We further understood the effects of the Cuscore on drug response. The associations of the Cuscore with the response to GDSC-derived compounds were then assessed. The sensitivity to nine drugs (AGI-6780, topotecan, gefitinib, erlotinib, sapitinib, ibrutinib, Eg5_9814, palbociclib and KRAS (G12C) Inhibitor-12) correlated to the high Cuscore, with the correlation between P22077 resistance and the high Cuscore (Fig. 9A). Next, we investigated the pathways involved in these drugs. As illustrated in Fig. 9B, drugs whose sensitivity was linked with the high Cuscore were mainly targeting cell cycle, DNA replication, EGFR and ERK MAPK signaling. In addition, the CTRP and PRISM databases were utilized to predict potential compounds for ccRCC. CR-1-31B, leptomycin B, paclitaxel, vincristine, ouabain, BI-2536, methotrexate, combretastatin-A-4, cabazitaxel, vincristine, PHA-793887, romidepsin, dolastatin-10, gemcitabine, and YM-155 were more suitable for patients with low Cuscore (Fig. 9C, D). Altogether, our findings implied that cuproptosis was correlated to drug response. Therefore, the Cuscore might be a potential biomarker for formulating appropriate therapeutic schedule.

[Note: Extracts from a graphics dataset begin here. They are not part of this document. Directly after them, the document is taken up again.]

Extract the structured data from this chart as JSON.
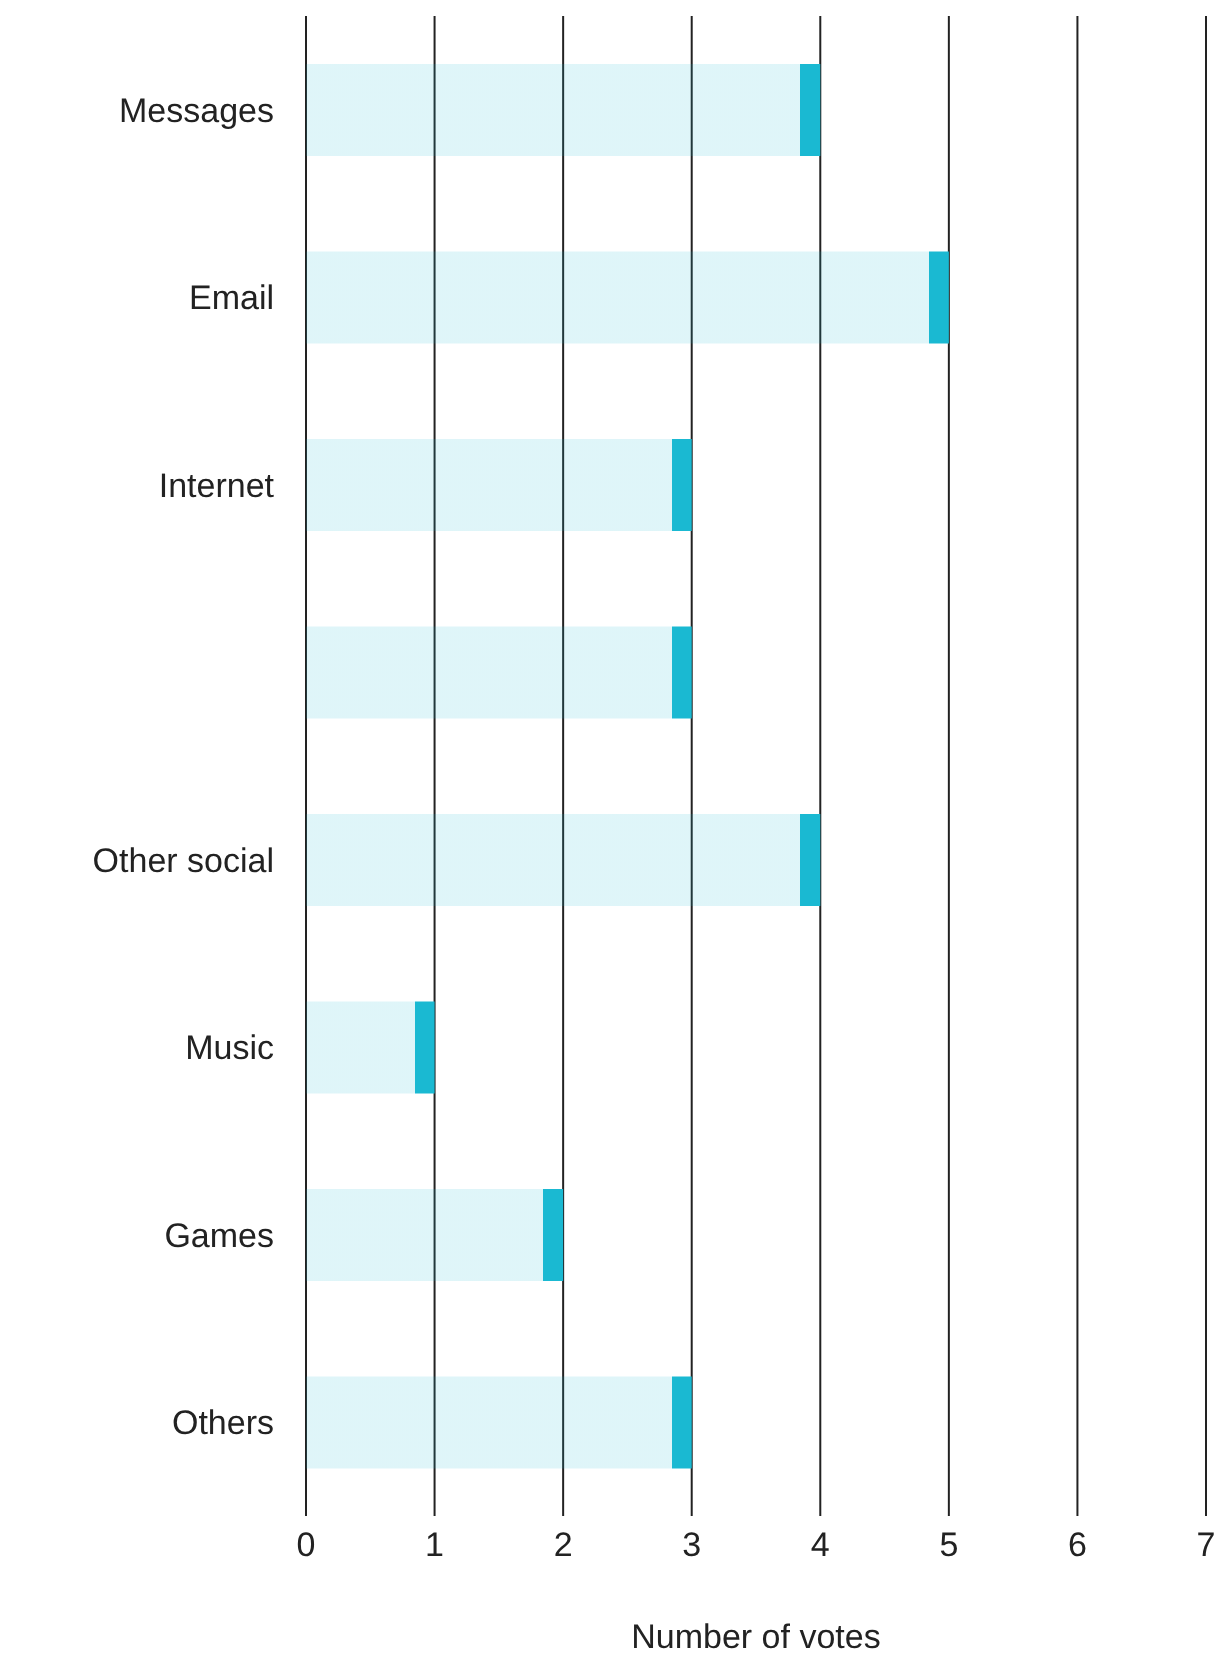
{
  "chart_data": {
    "type": "bar",
    "orientation": "horizontal",
    "categories": [
      "Messages",
      "Email",
      "Internet",
      null,
      "Other social",
      "Music",
      "Games",
      "Others"
    ],
    "values": [
      4,
      5,
      3,
      3,
      4,
      1,
      2,
      3
    ],
    "color": "#1ab9d2",
    "xlim": [
      0,
      7
    ],
    "xticks": [
      0,
      1,
      2,
      3,
      4,
      5,
      6,
      7
    ],
    "xlabel": "Number of votes",
    "grid": "x"
  }
}
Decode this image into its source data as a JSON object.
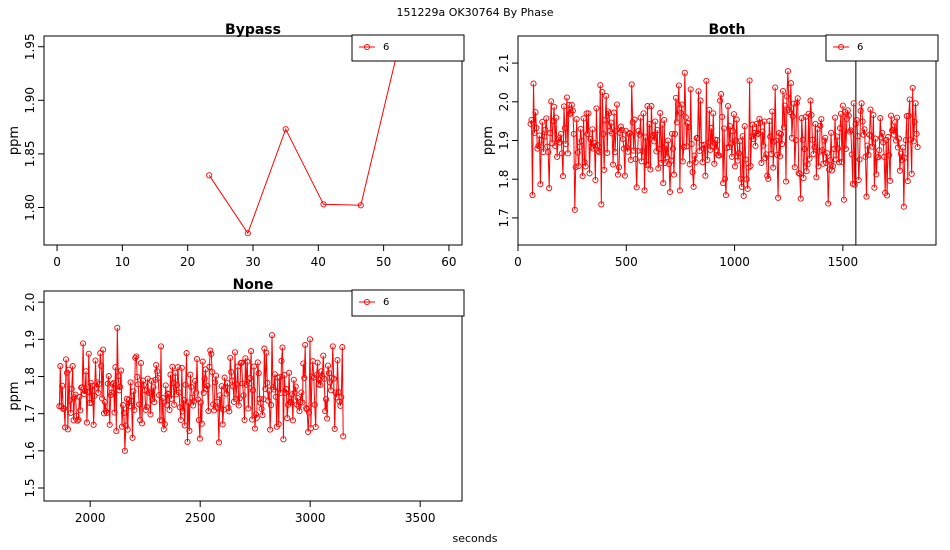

Potentially druggable targets for patients with low Cuscore were identified. Firstly, correlation between the Cuscore and protein expression of druggable targets was computed, and 23 protein targets were selected according to correlation coefficient < −0.5 and p < 0.05 (Fig. 9E). Then, we conducted correlation analysis of CERES score with the Cuscore, and further screened 486 targets based on correlation coefficient > 0.75 and p < 0.05 (Fig. 9F). Two genes (NMU, RARRES1) were finally determined as potential therapeutic targets by above methods.